At the beginning of this year, I prayed for a purpose. Not anything super specific, but just that I would witness God move big, so big that I would know that it could only be Him. And also, I prayed for freedom.

God has done both. And it's July.

I'll wait on telling about the big things, because what I really want to talk about is freedom. God has pressed into me hard this year to abide. Abide in HIM because without Him, nothing happens. Lives don't get changed, roots don't grow deeper, vines don't bear fruits of the Holy Spirit. John 15:2 says "He cuts off every branch in me that bears no fruit, while every branch that does bear fruit, he prunes so that it will be more fruitful". And lately, I have found such freedom in that.

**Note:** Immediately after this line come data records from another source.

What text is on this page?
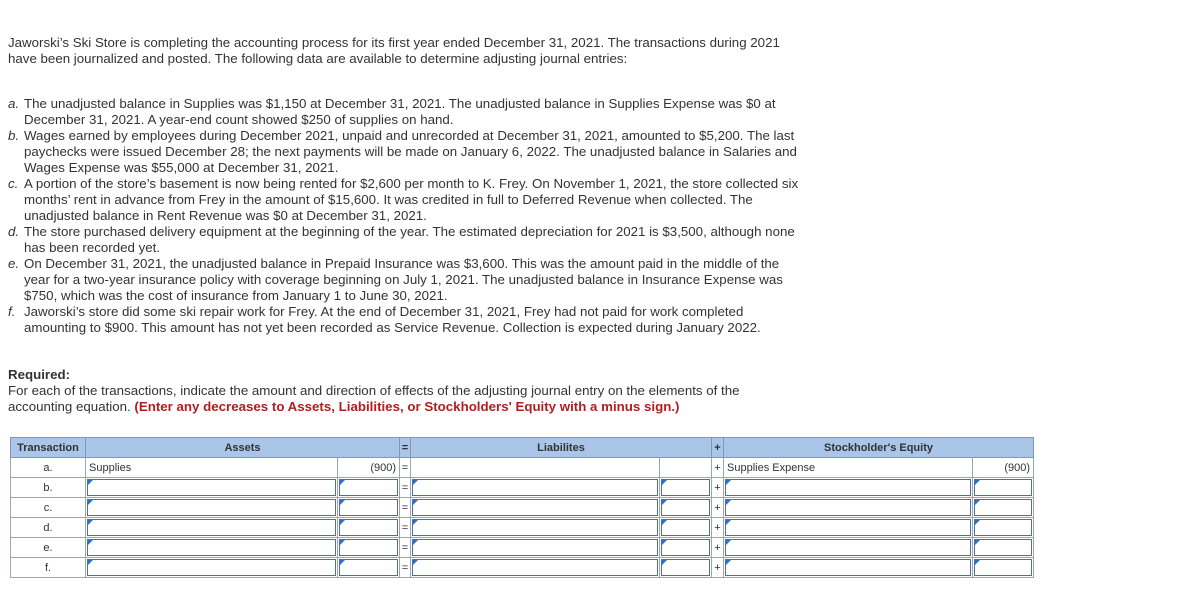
Jaworski’s Ski Store is completing the accounting process for its first year ended December 31, 2021. The transactions during 2021
have been journalized and posted. The following data are available to determine adjusting journal entries:
a. The unadjusted balance in Supplies was $1,150 at December 31, 2021. The unadjusted balance in Supplies Expense was $0 at
December 31, 2021. A year-end count showed $250 of supplies on hand.
b. Wages earned by employees during December 2021, unpaid and unrecorded at December 31, 2021, amounted to $5,200. The last
paychecks were issued December 28; the next payments will be made on January 6, 2022. The unadjusted balance in Salaries and
Wages Expense was $55,000 at December 31, 2021.
c. A portion of the store’s basement is now being rented for $2,600 per month to K. Frey. On November 1, 2021, the store collected six
months’ rent in advance from Frey in the amount of $15,600. It was credited in full to Deferred Revenue when collected. The
unadjusted balance in Rent Revenue was $0 at December 31, 2021.
d. The store purchased delivery equipment at the beginning of the year. The estimated depreciation for 2021 is $3,500, although none
has been recorded yet.
e. On December 31, 2021, the unadjusted balance in Prepaid Insurance was $3,600. This was the amount paid in the middle of the
year for a two-year insurance policy with coverage beginning on July 1, 2021. The unadjusted balance in Insurance Expense was
$750, which was the cost of insurance from January 1 to June 30, 2021.
f. Jaworski’s store did some ski repair work for Frey. At the end of December 31, 2021, Frey had not paid for work completed
amounting to $900. This amount has not yet been recorded as Service Revenue. Collection is expected during January 2022.
Required:
For each of the transactions, indicate the amount and direction of effects of the adjusting journal entry on the elements of the
accounting equation. (Enter any decreases to Assets, Liabilities, or Stockholders' Equity with a minus sign.)
Transaction	Assets		=	Liabilites		+	Stockholder's Equity	
a.	Supplies	(900)	=			+	Supplies Expense	(900)
b.			=			+	

c.			=			+	

d.			=			+	

e.			=			+	

f.			=			+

I've been doing Jess Connolly's Naptime Diaries, Abide, study. And i jotted something down last week that has been sinking in deeper and deeper. It is absolutely not about us, or what we'll gain, or what we'll become. It's about God and the characteristics He portrays. To me, that speaks loads into my issues with freedom. Jesus does not say try harder. He simply says, rest here. I have laid down my struggles before The Lord, my body insecurities, my anxiety over persecution and failure and fear, my need to be heard, all of that has bound me in my walk with Christ. Because we all tend to think we have to try harder. Be more kind, be more patient with our children, be more loving towards our husbands, be more gentle. And the freedom in Jesus and salvation is, we don't produce those fruit! We are just called to bear it and be the branches. By staying deep in God's word, we rest. Rest in knowing we don't have to have it all together. We don't have to be more. We can't. The world cannot make you more patient, or a better person. There is so much peace in who I am right now because Jesus has made my yoke so light.

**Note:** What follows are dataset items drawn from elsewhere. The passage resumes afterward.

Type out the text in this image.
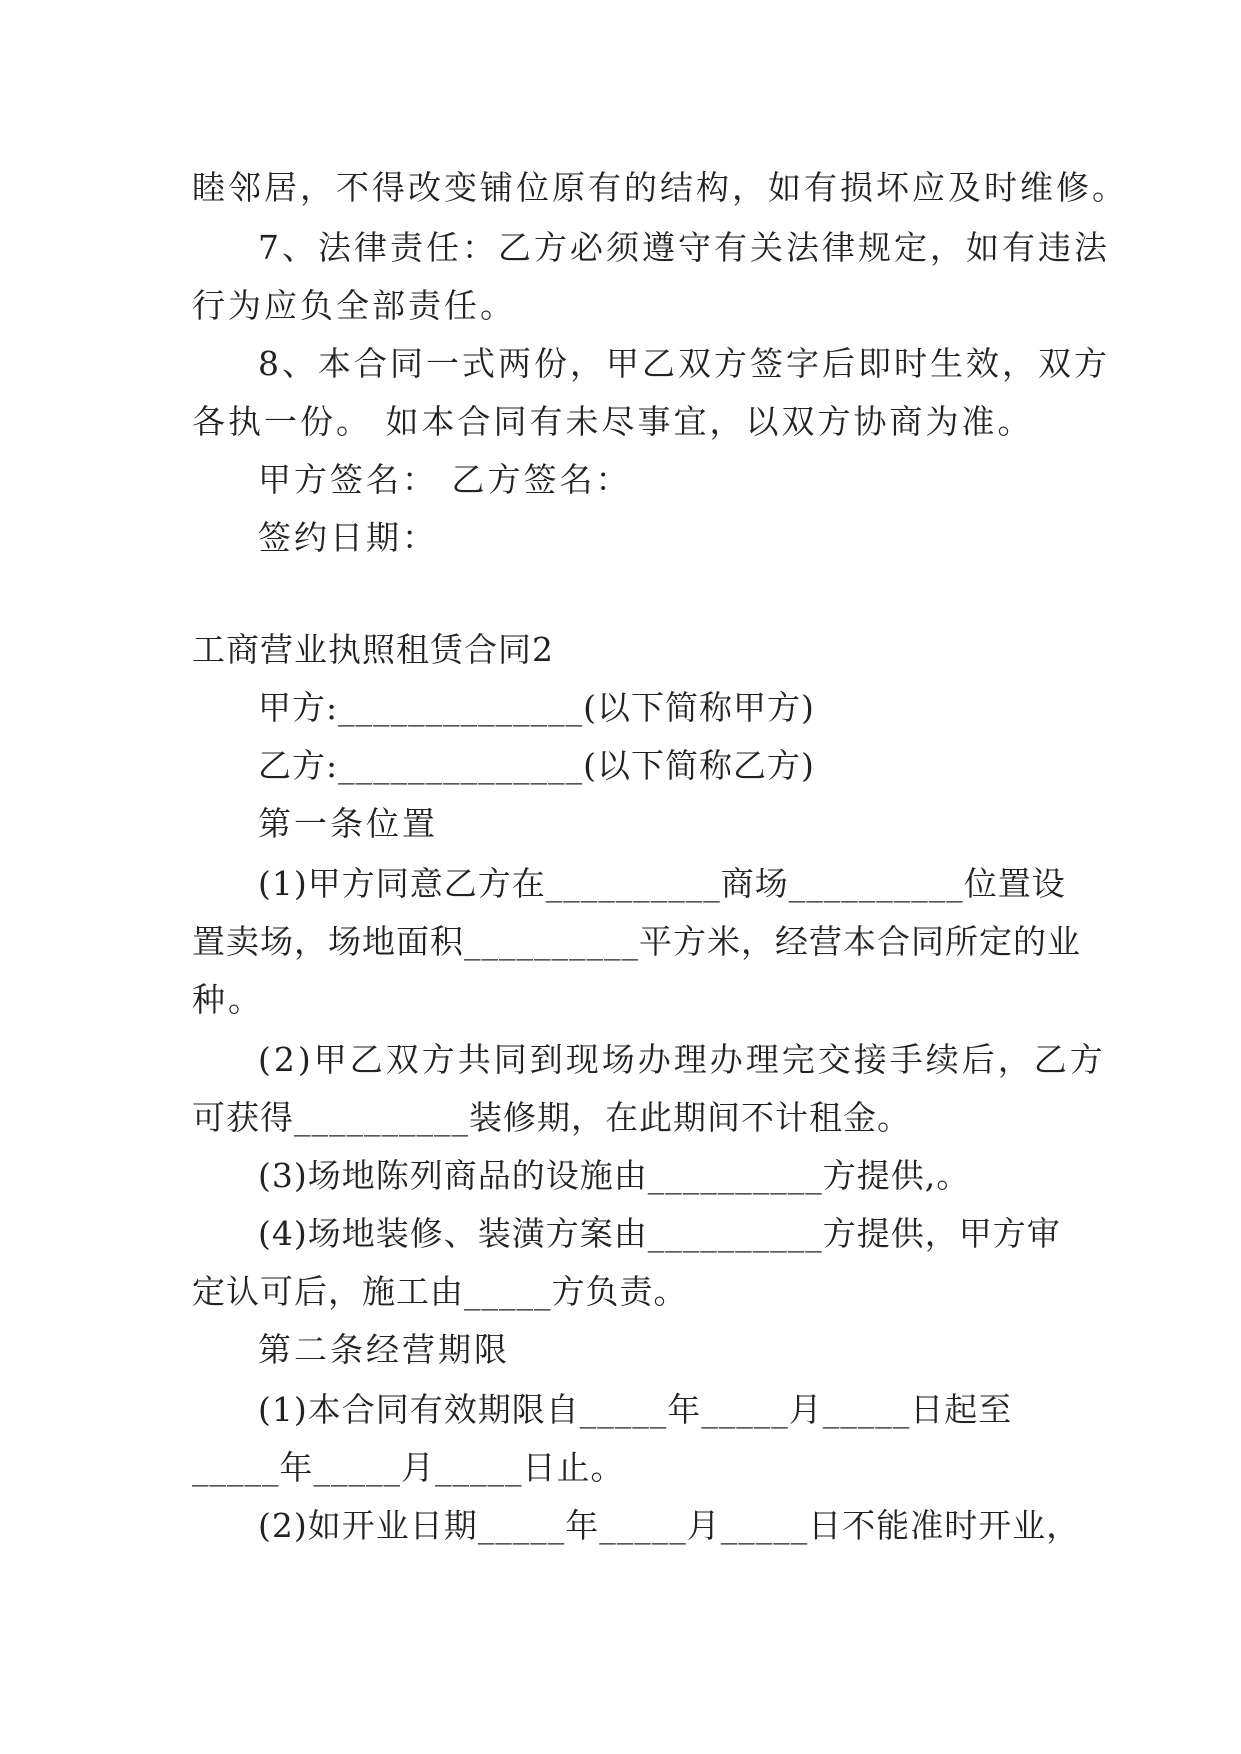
睦邻居，不得改变铺位原有的结构，如有损坏应及时维修。
7、法律责任：乙方必须遵守有关法律规定，如有违法
行为应负全部责任。
8、本合同一式两份，甲乙双方签字后即时生效，双方
各执一份。 如本合同有未尽事宜，以双方协商为准。
甲方签名： 乙方签名：
签约日期：
工商营业执照租赁合同2
甲方:______________(以下简称甲方)
乙方:______________(以下简称乙方)
第一条位置
(1)甲方同意乙方在__________商场__________位置设
置卖场，场地面积__________平方米，经营本合同所定的业
种。
(2)甲乙双方共同到现场办理办理完交接手续后，乙方
可获得__________装修期，在此期间不计租金。
(3)场地陈列商品的设施由__________方提供,。
(4)场地装修、装潢方案由__________方提供，甲方审
定认可后，施工由_____方负责。
第二条经营期限
(1)本合同有效期限自_____年_____月_____日起至
_____年_____月_____日止。
(2)如开业日期_____年_____月_____日不能准时开业，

I, by nature, am a wary person. I don't usually just jump hard into things. But lately, I've felt God calling me to surrender. Just a gentle whisper that says "jump! I got you!" But I'm like, God…You know I like to wade out. Not jump. So I have cannonballed into freedom. Not caring what it looks like to other people. Freedom to be who God has called me to be, and what God has called me to do. I got made fun of recently because I sort of, kind of, want a van. Y'all. I'm 24. With 3 kids. And I want a van. But I don't care! It is what it is ;) haterz gonna hate. I really enjoy working out. And I wish I could make it more of a priority, but I go when I can and that's a couple times a week. I look nothing like the girls I work out with AND THAT IS OKAY. I struggled for a little while because I would compare myself and that is such a slippery slope. So I got real with God and asked Him to speak purpose into me. To free my heart in ways I haven't even thought of. And He sure enough did.

After a season of hardship in my heart, it feels so beautiful to be at rest. To know it's not my struggle. to be able to say YES GOD. And Him take care.

What's holding you back from freedom in Christ? Let us not be afraid to get real with God. Because He is big enough to handle our breakdowns. And sure enough is the only one ho can put us back together.